While lying in bed this morning following an uncommonly profitable overnight sleep and while listening to the equally uncommon rain upon the roof of the townhouse, I fashioned a new elucidation of the quip “Why did the chicken cross the road?” I am that chicken, the coward, the one without the nerve to undertake a dangerous situation.
The dangerous situation is a meld of features; namely, my weak knees (one of which is scheduled for surgical replacement), the traffic along the Overseas Highway (which demarcates access to the pathway where I wish to cycle) and finally my lingering uncertainty about the necessity, advisability and sustainability of a project to investigate and discover what is on the other side of the road (when I am already safely within a private and lush 40-acre tropical hammock adjacent Florida Bay and the Gulf of Mexico).
Key Largo is a census-designated place in Monroe County, Florida, United States, located on the island of Key Largo in the upper Florida Keys. The population was 12,447 at the 2020 census. The name comes from the Spanish Cayo Largo, or “long key”. It is both the first island and town of the Florida Keys to be reached from the Overseas Highway to Key West. It was also the location of one of the stations of the Overseas Railroad.
According to the Köppen climate classification, Key Largo has a tropical monsoon climate.
The 1948 film Key Largo, starring Edward G. Robinson, Lauren Bacall, and Humphrey Bogart, was set there. The 1981 hit single “Key Largo” by Bertie Higgins was inspired by the film, not the namesake city. Conversely, the 1984 single “Smooth Operator” by Sade references the city, rather than the film. The song “Kokomo” by the Beach Boys also references Key Largo.
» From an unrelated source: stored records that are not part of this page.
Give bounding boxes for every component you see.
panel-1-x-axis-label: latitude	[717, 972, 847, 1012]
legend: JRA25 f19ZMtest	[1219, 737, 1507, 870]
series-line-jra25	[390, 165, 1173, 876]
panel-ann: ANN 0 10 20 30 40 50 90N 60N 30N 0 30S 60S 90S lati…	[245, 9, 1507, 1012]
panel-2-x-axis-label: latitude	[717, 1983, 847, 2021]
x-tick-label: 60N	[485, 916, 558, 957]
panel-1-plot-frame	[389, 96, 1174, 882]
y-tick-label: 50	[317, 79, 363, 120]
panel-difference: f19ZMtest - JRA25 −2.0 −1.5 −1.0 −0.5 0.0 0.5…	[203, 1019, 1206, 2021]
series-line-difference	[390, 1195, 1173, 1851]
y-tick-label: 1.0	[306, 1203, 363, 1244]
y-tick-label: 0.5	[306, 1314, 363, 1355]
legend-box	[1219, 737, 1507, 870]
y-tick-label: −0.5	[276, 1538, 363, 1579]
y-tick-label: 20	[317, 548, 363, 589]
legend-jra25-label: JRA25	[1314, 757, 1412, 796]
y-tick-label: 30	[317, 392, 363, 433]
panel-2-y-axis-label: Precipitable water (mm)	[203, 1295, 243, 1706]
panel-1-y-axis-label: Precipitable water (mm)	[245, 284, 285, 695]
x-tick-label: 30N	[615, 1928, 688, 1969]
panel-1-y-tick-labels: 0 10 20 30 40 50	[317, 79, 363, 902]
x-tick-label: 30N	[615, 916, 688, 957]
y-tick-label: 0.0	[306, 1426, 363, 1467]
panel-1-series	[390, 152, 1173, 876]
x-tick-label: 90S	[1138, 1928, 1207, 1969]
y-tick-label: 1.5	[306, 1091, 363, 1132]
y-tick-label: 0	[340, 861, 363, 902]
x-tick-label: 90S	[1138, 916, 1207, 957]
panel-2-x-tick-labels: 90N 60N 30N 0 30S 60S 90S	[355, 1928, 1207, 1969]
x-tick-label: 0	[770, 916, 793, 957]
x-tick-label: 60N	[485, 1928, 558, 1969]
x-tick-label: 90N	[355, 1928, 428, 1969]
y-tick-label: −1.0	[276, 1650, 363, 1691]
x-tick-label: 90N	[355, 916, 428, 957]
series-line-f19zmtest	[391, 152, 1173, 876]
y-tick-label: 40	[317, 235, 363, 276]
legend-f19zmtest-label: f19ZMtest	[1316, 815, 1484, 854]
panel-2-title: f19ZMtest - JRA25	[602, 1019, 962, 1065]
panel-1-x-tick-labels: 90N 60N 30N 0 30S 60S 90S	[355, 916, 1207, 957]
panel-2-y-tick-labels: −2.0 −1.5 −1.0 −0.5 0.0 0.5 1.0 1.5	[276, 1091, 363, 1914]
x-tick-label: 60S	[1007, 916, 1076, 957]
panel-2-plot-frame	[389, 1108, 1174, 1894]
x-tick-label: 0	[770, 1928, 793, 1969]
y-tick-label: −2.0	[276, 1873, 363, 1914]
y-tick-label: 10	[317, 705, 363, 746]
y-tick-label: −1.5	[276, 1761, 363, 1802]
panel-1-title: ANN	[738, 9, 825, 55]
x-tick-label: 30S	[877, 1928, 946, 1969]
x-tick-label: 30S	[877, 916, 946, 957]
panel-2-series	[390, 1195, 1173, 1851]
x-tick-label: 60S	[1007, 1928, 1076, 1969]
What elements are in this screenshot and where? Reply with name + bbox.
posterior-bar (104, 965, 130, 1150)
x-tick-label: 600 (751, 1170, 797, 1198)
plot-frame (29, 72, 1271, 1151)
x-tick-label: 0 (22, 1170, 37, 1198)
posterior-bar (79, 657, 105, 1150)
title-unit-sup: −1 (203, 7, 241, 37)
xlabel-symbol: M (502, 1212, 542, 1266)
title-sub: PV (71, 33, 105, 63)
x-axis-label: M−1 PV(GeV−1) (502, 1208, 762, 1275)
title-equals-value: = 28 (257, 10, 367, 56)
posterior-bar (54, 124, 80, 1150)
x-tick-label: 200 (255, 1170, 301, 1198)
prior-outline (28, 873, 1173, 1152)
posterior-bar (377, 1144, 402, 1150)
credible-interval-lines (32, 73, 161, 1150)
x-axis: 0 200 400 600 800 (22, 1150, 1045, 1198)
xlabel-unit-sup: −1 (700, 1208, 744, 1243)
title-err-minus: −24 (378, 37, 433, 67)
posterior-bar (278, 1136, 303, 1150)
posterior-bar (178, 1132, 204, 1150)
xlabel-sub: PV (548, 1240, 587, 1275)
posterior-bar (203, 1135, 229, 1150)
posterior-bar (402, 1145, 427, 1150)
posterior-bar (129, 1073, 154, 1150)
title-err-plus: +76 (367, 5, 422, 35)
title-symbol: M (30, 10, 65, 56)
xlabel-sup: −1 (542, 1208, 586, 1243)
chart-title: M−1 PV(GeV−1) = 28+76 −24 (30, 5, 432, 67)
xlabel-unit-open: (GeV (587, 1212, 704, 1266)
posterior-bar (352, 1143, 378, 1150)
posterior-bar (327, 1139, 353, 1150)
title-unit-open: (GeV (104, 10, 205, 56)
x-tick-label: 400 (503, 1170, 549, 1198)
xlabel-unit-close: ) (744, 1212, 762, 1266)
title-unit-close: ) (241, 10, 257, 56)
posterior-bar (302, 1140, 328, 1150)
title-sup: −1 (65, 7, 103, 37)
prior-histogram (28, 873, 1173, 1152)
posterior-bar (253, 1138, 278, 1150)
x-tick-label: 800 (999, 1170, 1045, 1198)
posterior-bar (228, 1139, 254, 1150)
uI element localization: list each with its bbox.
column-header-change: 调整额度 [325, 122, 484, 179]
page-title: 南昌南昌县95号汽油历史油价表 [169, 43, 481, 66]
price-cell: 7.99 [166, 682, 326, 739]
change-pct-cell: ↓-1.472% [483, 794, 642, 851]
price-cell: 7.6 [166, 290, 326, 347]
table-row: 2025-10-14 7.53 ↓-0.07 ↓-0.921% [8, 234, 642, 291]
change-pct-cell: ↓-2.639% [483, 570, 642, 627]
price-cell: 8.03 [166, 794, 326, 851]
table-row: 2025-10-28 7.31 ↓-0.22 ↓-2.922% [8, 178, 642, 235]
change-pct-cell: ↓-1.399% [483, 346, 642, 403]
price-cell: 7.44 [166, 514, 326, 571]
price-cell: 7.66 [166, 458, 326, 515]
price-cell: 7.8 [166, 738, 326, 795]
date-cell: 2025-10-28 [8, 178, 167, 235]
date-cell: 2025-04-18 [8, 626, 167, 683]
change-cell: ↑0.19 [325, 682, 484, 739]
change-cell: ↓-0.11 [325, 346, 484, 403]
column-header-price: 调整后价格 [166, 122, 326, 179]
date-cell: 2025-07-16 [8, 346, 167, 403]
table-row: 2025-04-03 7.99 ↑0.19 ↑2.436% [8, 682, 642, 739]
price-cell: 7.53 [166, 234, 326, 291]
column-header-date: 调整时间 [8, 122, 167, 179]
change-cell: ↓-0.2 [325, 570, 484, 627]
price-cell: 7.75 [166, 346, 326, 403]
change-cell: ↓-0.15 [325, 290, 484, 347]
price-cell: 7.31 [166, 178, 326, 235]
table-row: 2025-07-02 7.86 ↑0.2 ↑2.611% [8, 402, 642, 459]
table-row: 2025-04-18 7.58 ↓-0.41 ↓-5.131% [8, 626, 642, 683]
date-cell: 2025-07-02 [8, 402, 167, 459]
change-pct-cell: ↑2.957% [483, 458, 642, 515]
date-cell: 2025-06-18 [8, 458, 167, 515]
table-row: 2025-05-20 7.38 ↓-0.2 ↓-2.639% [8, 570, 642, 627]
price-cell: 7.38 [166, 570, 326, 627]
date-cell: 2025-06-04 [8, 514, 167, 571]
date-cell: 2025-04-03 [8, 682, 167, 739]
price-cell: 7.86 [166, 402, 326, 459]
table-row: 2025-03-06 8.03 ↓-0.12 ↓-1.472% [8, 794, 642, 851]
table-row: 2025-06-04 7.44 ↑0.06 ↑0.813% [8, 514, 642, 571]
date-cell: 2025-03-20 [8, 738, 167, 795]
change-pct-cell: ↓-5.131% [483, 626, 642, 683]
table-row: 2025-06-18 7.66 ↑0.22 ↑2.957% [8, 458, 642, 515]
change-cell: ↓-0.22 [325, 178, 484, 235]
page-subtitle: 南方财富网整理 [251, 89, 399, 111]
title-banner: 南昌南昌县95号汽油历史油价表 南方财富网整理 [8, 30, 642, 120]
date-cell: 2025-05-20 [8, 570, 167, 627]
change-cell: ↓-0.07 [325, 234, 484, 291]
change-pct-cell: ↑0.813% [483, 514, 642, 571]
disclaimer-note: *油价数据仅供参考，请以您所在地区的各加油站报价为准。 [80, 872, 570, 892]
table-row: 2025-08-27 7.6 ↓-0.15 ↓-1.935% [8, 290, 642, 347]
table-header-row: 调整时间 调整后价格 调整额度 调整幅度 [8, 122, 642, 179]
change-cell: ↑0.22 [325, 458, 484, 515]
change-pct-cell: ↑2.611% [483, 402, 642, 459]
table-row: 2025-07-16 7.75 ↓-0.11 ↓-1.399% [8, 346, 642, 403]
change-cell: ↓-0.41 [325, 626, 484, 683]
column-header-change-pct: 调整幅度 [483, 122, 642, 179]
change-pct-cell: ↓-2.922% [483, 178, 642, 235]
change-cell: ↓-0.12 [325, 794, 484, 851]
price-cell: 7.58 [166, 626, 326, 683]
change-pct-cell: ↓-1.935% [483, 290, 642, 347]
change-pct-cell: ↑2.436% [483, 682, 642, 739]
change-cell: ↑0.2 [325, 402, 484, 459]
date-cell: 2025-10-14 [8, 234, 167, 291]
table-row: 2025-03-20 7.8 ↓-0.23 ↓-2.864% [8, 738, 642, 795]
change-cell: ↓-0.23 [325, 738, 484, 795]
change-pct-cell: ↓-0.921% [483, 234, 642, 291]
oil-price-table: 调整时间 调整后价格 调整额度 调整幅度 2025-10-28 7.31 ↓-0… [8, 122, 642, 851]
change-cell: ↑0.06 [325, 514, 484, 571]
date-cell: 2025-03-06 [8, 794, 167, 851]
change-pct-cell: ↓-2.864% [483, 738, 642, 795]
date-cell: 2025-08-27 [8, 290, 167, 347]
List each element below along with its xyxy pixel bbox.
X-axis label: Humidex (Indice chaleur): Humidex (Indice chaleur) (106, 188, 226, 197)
The physical, natural and pragmatic constraints which thwart me crossing the road to get to the other side are clearly a legacy of my overall decline, a descent which is predictable for one such as I approaching his 74th year. The impediments (worthy though they may be of deference) are however a manifestation of a far greater confession; and that is the superfluity of imagining that one can go to the ends of the earth for any purpose greater than the discovery of that from which one departed in the beginning. It is I believe a theme of a novel The Magus (1965) by British author John Fowles; namely, the illusion and ambiguity of life. In 1999 the novel was featured on the Modern Library List of Best 20th-Century Novels: it ranked as No. 71 on the Readers’ List and No. 93 on the Critics’ List of the top 100 novels.
Nicholas Urfe is a young Englishman, who has taken a teaching position on the Greek island of Phraxos, following the previous instructor’s suicide. For Nicholas, it is a chance to sample different surroundings and an opportunity to escape from a relationship with his emotionally unstable lover Anne.
The novel was adapted for film with a screenplay by Fowles, directed by Guy Green, and released in 1968. It starred Michael Caine as Nicholas Urfe, Anthony Quinn as Maurice Conchis, Anna Karina as Alison, Candice Bergen as Lily, and Julian Glover as Anton. It was filmed on the island of Majorca. The adaptation generally was considered a failure as film; when Woody Allen was asked if he would do anything differently with his life, he said he’d do “everything exactly the same, with the exception of watching The Magus“.
Mysteriously I have never forgotten watching the film which I did with my long-standing prep school friend F. Max E. Maréchaux in 1968 at an exotic theatre deep in Old Toronto’s financial district somewhere near Bay and King Streets. I recall the theatre was virtually empty. I imagine in retrospect that it were in black and white but it was not. The movie left me with the impenetrable conclusion that one must leave the place whence one comes only to discover not the place whither one goes but rather the place one left. It is a theme I have later modified to include the adage, “There ain’t no ship to take you away from yourself; you only travel the suburbs of your own mind.” Granted the theme is ripe with paradox and abstruseness. And not unexpectedly it has predominantly been disregarded. I do however propose to adopt the assertion for the moment because it satisfies my present circumstances; and further it affords the relieving intellectual character of practicality sufficient to overcome the more visceral appetites. If ever there were an example of codswallop and taradiddle this is it! Nonetheless I continue to attach myself to the prescription because if nothing else it enhances the nutrition of what is before my eyes and at hand, an achievement or dissection which I consider of no small consequence. Too often tourists and interlopers such as I are overtaken by the seeming necessity immediately to leave the place to which they resort to unveil some greater enhancement. Staying on the same side of the road is but an inelegant enlargement of detail, the significance of which is overlooked in one’s haste to see the full picture and to eat everything on the buffet.
But I shall relent. I see that I have expired into a state of endless protraction.